De manera especialmente lúcida, el joven Millas muestra cómo en la hipóstasis del
Estado, en la amplia variedad de formas que ésta adopta y verifica, se encuentra una
de las raíces que han nutrido el espíritu guerrero y llevado incluso a algunos filósofos
a justificarlo y alabarlo. A lo largo de todo este escrito de juventud, Millas refleja su
interés porque no se pierda nunca de vista, al momento de la ponderación axiológica,
que el hecho bélico compromete el destino de seres humanos concretos exponiéndolos
al sufrimiento y la muerte.
Una segunda referencia previa la constituye el Prólogo al libro Idea de la
Filosofía, publicado en dos volúmenes el año1970, en que la filosofía es presentada
como alternativa crítica a la posibilidad de la violencia y sometimiento intelectual
que los discursos ideológicos suelen implicar. Defiende Millas la práctica filosófica
como la elevación de la conciencia que toma el hombre de sí mismo a la máxima
perplejidad y a la máxima esperanza. “La Filosofía –sostuvo– significa el llamado
a capítulo que se hace el hombre desde la totalidad del mundo y la totalidad de la
historia, respecto a la totalidad de su destino. Un llamado semejante, hecho a la luz
de la razón y la experiencia, no puede tener lugar sino con plena autenticidad. Ante
su exigencia han de caer los fetiches ideológicos y abrirse todas las trampas. Ningún
género de chantaje –así sea el del sufrimiento humano– puede prevalecer frente a él.

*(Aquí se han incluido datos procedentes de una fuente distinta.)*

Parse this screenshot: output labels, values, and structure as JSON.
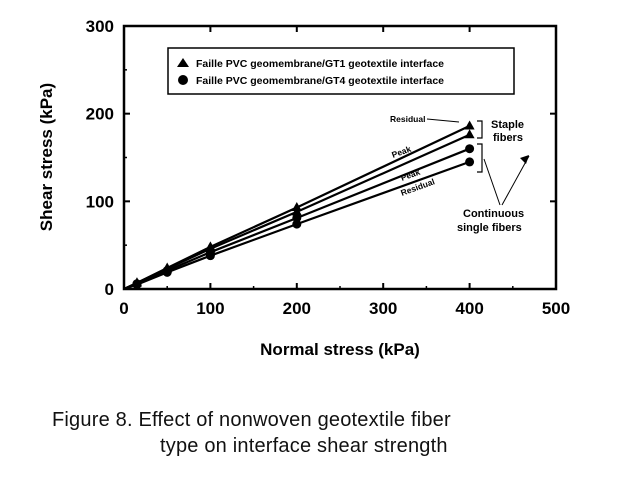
{
  "chart_data": {
    "type": "line",
    "xlabel": "Normal stress (kPa)",
    "ylabel": "Shear stress (kPa)",
    "xlim": [
      0,
      500
    ],
    "ylim": [
      0,
      300
    ],
    "xticks": [
      "0",
      "100",
      "200",
      "300",
      "400",
      "500"
    ],
    "yticks": [
      "0",
      "100",
      "200",
      "300"
    ],
    "grid": false,
    "legend_position": "top",
    "series": [
      {
        "name": "Faille PVC geomembrane/GT1 geotextile interface",
        "marker": "triangle",
        "curve": "Residual",
        "x": [
          0,
          15,
          50,
          100,
          200,
          400
        ],
        "y": [
          0,
          7,
          24,
          48,
          93,
          186
        ]
      },
      {
        "name": "Faille PVC geomembrane/GT1 geotextile interface",
        "marker": "triangle",
        "curve": "Peak",
        "x": [
          0,
          15,
          50,
          100,
          200,
          400
        ],
        "y": [
          0,
          7,
          23,
          46,
          88,
          176
        ]
      },
      {
        "name": "Faille PVC geomembrane/GT4 geotextile interface",
        "marker": "circle",
        "curve": "Peak",
        "x": [
          0,
          15,
          50,
          100,
          200,
          400
        ],
        "y": [
          0,
          6,
          21,
          42,
          81,
          160
        ]
      },
      {
        "name": "Faille PVC geomembrane/GT4 geotextile interface",
        "marker": "circle",
        "curve": "Residual",
        "x": [
          0,
          15,
          50,
          100,
          200,
          400
        ],
        "y": [
          0,
          5,
          19,
          38,
          74,
          145
        ]
      }
    ],
    "annotations": {
      "residual_top": "Residual",
      "peak_top": "Peak",
      "peak_bottom": "Peak",
      "residual_bottom": "Residual",
      "staple_line1": "Staple",
      "staple_line2": "fibers",
      "continuous_line1": "Continuous",
      "continuous_line2": "single fibers"
    }
  },
  "caption": {
    "line1": "Figure 8.  Effect of nonwoven geotextile fiber",
    "line2": "type on interface shear strength"
  }
}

Al contrario, puestas las cosas en su sitio por la autenticidad filosófica, ese chantaje
se revela en toda su repugnancia, y el tipo de libertador que lo explota, en todo su
carácter de nuevo verdugo” (Millas 1970a: 13). Como se ve, ya en ese texto explicita su
sospecha y distancia crítica frente a las legitimaciones discursivas de la violencia como
instrumento al servicio de un incierto futuro mejor. “Solo en el seno de la Filosofía, que
lleva la libertad a la experiencia límite de desafiar al hombre con la libertad frente a sí
mismo, puede verse a plena luz la magnitud y el significado del sufrimiento humano.
Porque ahí no puede ocultarse el propio hombre, con sus terrores y sus mitos, a la par
religiosos y políticos, como responsable de muchas formas históricas de ese sufrimiento,
incluso de aquellas implantadas para acabar con el sufrimiento” (Millas 1970a: 13).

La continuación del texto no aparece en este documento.